А на следующий день в Трезену приехал твой отец. Он возвращался из Дельф в Афины и должен был сесть у нас на корабль: морское путешествие избавляло от Истмийской дороги. Мне никого не хотелось видеть, но гость страны – священен; поэтому я встретил его, как мог, и вскоре рад был что он у меня. Он был моложе меня, но несчастья его закалили, он понимал людей. После ужина мы стали делиться своими бедами. Ему никогда не доводилось пережить того, что мне в тот день. Первая его жена была бесплодной, вторая умерла при родах, и девочка родилась мертвой... Он пошел к оракулу, но ответ был темен и загадочен, даже жрица не смогла его разъяснить; и теперь он возвращался в свое тревожное царство, и у него не было наследника... Вот так мы встретились – два человека в горе; мы понимали друг друга. Я услал арфиста, велел принести сюда кресло для него... И возле этого очага, где мы с тобой сейчас, сидели мы с ним и говорили о горе.

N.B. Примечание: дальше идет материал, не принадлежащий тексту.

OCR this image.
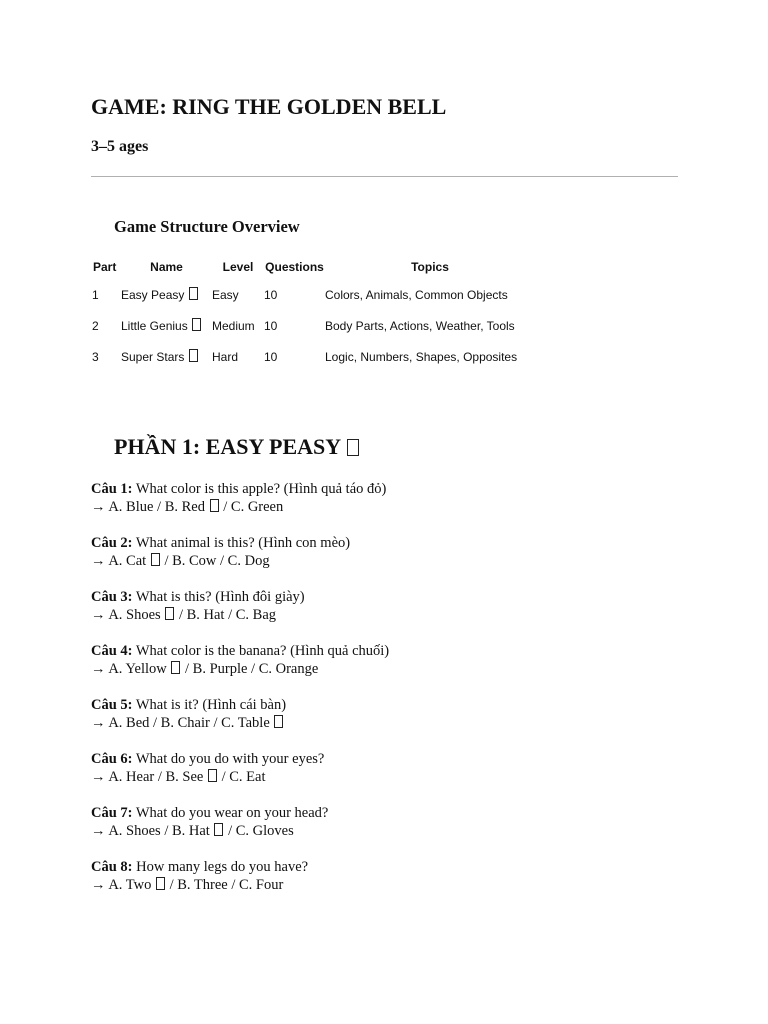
GAME: RING THE GOLDEN BELL
3–5 ages
Game Structure Overview
Part	Name	Level	Questions	Topics
1	Easy Peasy	Easy	10	Colors, Animals, Common Objects
2	Little Genius	Medium	10	Body Parts, Actions, Weather, Tools
3	Super Stars	Hard	10	Logic, Numbers, Shapes, Opposites
PHẦN 1: EASY PEASY
Câu 1: What color is this apple? (Hình quả táo đỏ)
→ A. Blue / B. Red / C. Green
Câu 2: What animal is this? (Hình con mèo)
→ A. Cat / B. Cow / C. Dog
Câu 3: What is this? (Hình đôi giày)
→ A. Shoes / B. Hat / C. Bag
Câu 4: What color is the banana? (Hình quả chuối)
→ A. Yellow / B. Purple / C. Orange
Câu 5: What is it? (Hình cái bàn)
→ A. Bed / B. Chair / C. Table
Câu 6: What do you do with your eyes?
→ A. Hear / B. See / C. Eat
Câu 7: What do you wear on your head?
→ A. Shoes / B. Hat / C. Gloves
Câu 8: How many legs do you have?
→ A. Two / B. Three / C. Four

Когда мы остались наедине, он рассказал мне, как его братья, домогаясь трона, опустились до того, что опозорили собственную мать – достойнейшую женщину, – объявив его незаконнорожденным. Тут мне показалось, что его несчастья не меньше моих. Мы сидели, говорили, и в это время внизу в Зале начался какой-то переполох: крики, вопли... Я пошел узнать, в чем дело.

Это была жрица Богини, сестра моего отца, а с ней целая толпа женщин плакали, кричали, били себя в грудь и раздирали ногтями щеки... Я вышел на лестницу, спросил, что случилось, – и вот как она ответила:

– Царь Питфей, – говорит, – ты взвалил на свой народ бремя горестей. Ты приносишь дары Небесным Богам, которые и так уже сыты, а алтарь возле самого очага своего подвергаешь забвению! Вот уже вторую ночь подряд Змей Рода отвергает пищу и молоко, что я приношу ему к Пупковому Камню. Неужели ты хочешь дождаться часа, когда каждое чрево в Трезене потеряет плод трудов и мук своих? Принеси жертву – это Мать разгневана!

Я приказал тотчас же сжечь свинью и простить себе не мог, что сам не догадался: ведь когда Аполлон промолчал – ясно было, что наши беды не от неба. Утром мы кололи свиней у Пупкового Камня. Весь дом был полон их визгом, а в воздухе до самого вечера висел запах требухи... Когда кровь впиталась в землю, мы увидели на западе тучи. Тяжелые, серые, они дошли до нас и висели в небе... А дождя все не было.

Жрица пришла ко мне, и повела к Пупковому Камню, и показала там извилистый след Змея в пыли, по которому читала волю Богини... И так объяснила:

– Теперь он сказал мне, чем разгневана Богиня. Вот уже двадцать лет, не меньше, как ни одна девушка из этого дома не снимала пояса в ее честь. Вот уже два года, как твоя дочь Эфра стала зрелой женщиной, но отдала она Богине свою девственность? Отошли ее в Миртовый Дом, и пусть она не откажет первому же встречному, кто бы он ни был, – матрос, или раб, или убийца в крови собственного отца... Первому встречному, царь Питфей! Иначе Великая Мать оставит землю твою бездетной.

Дед посмотрел на меня.

– Ну как, упрямая голова? Начинаешь понимать?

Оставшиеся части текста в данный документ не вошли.